A los 50 metros
de salir de la casa de sus abuelos tenía que girar a la derecha justo donde una
gran acequia se había convertido en lavadero comunitario del barrio. Levantando
la bolsa que llevaba colgada y que guardaba libreta, lápices y algún otro libro
al que siempre le faltaba la portada, cruzaba un pequeño barranquillo y estaba
en la escuela de Dorilita. Era su escuela por temporadas, cuando iba a vivir
con sus abuelos, porque sus padres tenían mucho trabajo en la tienda de
comestibles de la calle Tomás A. Edison. Recuerda siempre aquel primer día que
lo recibió la maestra y al verla le preguntó: “Pero si usted es ciega ¿cómo me
va a enseñar a leer?”. “No soy ciega, soy albina”. Y preguntón más que
preguntón, seguía ¿qué es una albina? La respuesta de Dorilita le dejo
convencido: “Una albina es una mujer pintada de blanco”.
Cuatro niños más
había alrededor de ella, sentada sobre una caja de tomates, invitándole a hacer
lo propio. Aquel muchacho, con su viva naturalidad, se sentó, sí, pero sobre
una tonga de libros cuyo asiento le resultaba más cómodo. No había llegado a
rozar sus posaderas sobre ellos cuando la maestra con voz fuerte y convencida
le explicó que los libros no son para sentarse sobre ellos y dejarlos medio
hundidos y arrugados, más cerca del suelo aún. Los libros son para levantarnos
a nosotros y empujarnos a volar a fin de que podamos vivir, sentir y disfrutar
de la vida. Los libros no están destinados a ser como el viejo sofá de casa
lleno de hoyos y arrugas. Al contrario, son el ventanal de horizontes nuevos
que te harán saltar de piedra en piedra, de barranco en barranco.
Ya sabía leer y
aquel día aprendió a coger un libro en sus manos y devorar páginas ilustradas.

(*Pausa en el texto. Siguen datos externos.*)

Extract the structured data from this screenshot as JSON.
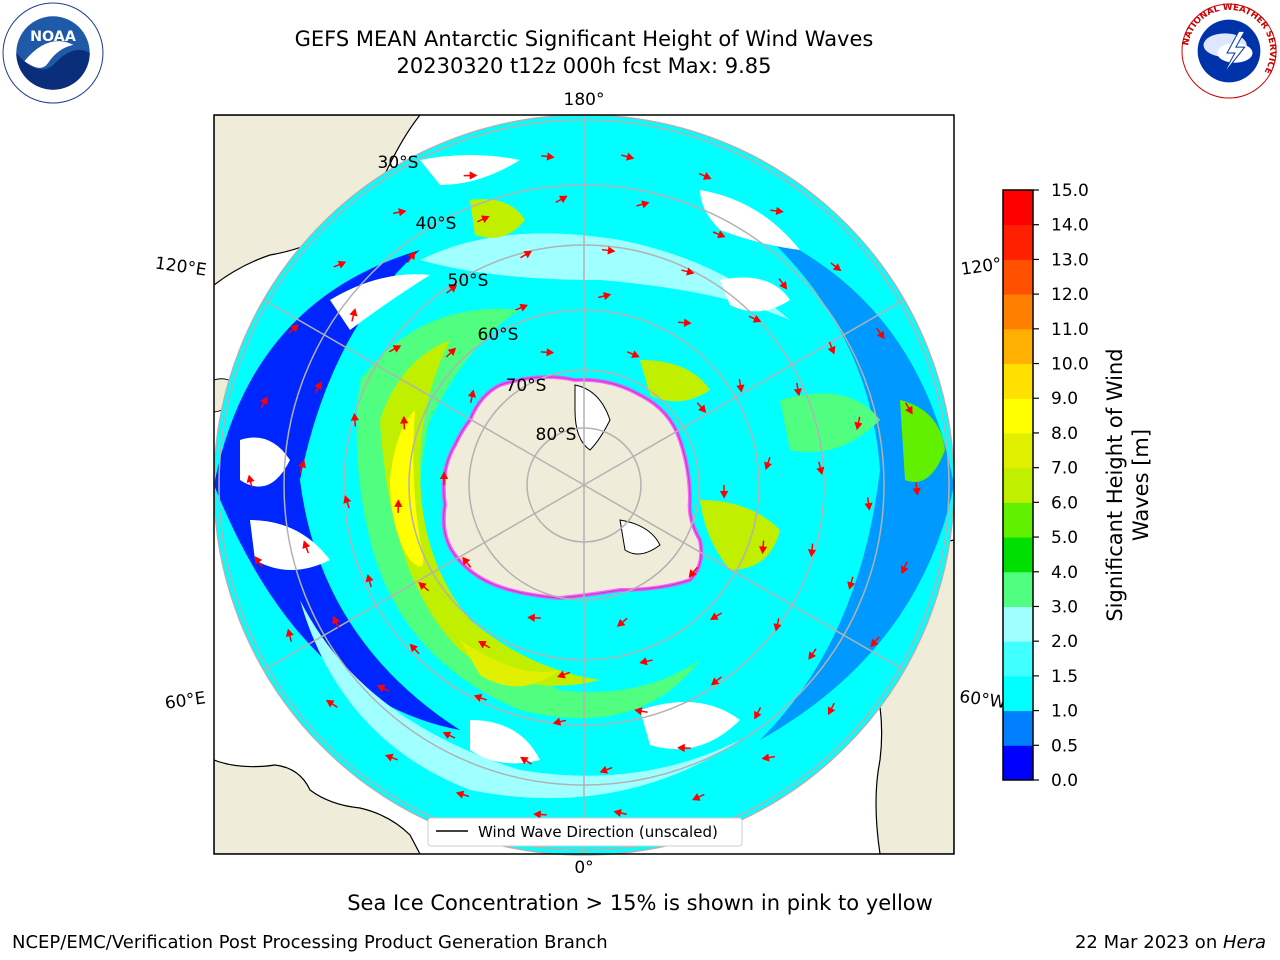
{
  "header": {
    "title_line1": "GEFS MEAN Antarctic Significant Height of Wind Waves",
    "title_line2": "20230320 t12z 000h fcst   Max: 9.85"
  },
  "logos": {
    "noaa": {
      "text": "NOAA",
      "ring_text": "NATIONAL OCEANIC AND ATMOSPHERIC ADMINISTRATION · U.S. DEPARTMENT OF COMMERCE"
    },
    "nws": {
      "ring_text": "NATIONAL WEATHER SERVICE"
    }
  },
  "map": {
    "projection": "south-polar-stereographic",
    "longitude_labels": {
      "top": "180°",
      "bottom": "0°",
      "upper_left": "120°E",
      "upper_right": "120°",
      "lower_left": "60°E",
      "lower_right": "60°W"
    },
    "latitude_labels": [
      "30°S",
      "40°S",
      "50°S",
      "60°S",
      "70°S",
      "80°S"
    ],
    "legend_label": "Wind Wave Direction (unscaled)",
    "colors": {
      "land": "#efecd9",
      "ocean_empty": "#ffffff",
      "arrow": "#ff0000",
      "graticule": "#b2b2b2",
      "sea_ice": "#ff44ff"
    }
  },
  "colorbar": {
    "label": "Significant Height of Wind Waves [m]",
    "label_line1": "Significant Height of Wind",
    "label_line2": "Waves [m]",
    "ticks": [
      "0.0",
      "0.5",
      "1.0",
      "1.5",
      "2.0",
      "3.0",
      "4.0",
      "5.0",
      "6.0",
      "7.0",
      "8.0",
      "9.0",
      "10.0",
      "11.0",
      "12.0",
      "13.0",
      "14.0",
      "15.0"
    ],
    "colors": [
      "#0000ff",
      "#0080ff",
      "#00ffff",
      "#40ffff",
      "#a0ffff",
      "#50ff80",
      "#00e000",
      "#60f000",
      "#c0f000",
      "#e0f000",
      "#ffff00",
      "#ffe000",
      "#ffb000",
      "#ff8000",
      "#ff5000",
      "#ff2000",
      "#ff0000"
    ]
  },
  "captions": {
    "sea_ice": "Sea Ice Concentration > 15% is shown in pink to yellow"
  },
  "footer": {
    "left": "NCEP/EMC/Verification Post Processing Product Generation Branch",
    "right_date": "22 Mar 2023 on ",
    "right_host": "Hera"
  }
}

Y es que, como dice Rosi Robayna: “Los libros –¡qué cosas!-, siempre estarán
ahí como las personas impactantes en tu vida, da igual que los quemen, los
destruyan, los censuren, si lo encontraste al fin o si no sabes ni dónde lo
pusiste o a quien lo prestaste… siempre irán contigo y los recordarás con una
sonrisa, con una mueca, con un por favor,
no me digas más”.
Hoy, cuando paseo
por la avenida marítima de mi gran ciudad y veo los blancos y abiertos
ventanales de su biblioteca, me pregunto: “¿ Se verá desde ahí el horizonte más
cercano que desde el barranquillo de la escuela de Dorilita?. y me llega el eco
de la respuesta flotando en las olas cercanas: No es el lugar ni la materia lo
que te abre al horizonte. Son los libros, donde quiera que estén, los que te
hacen caminar por el mapa que te hacen cercano los horizontes.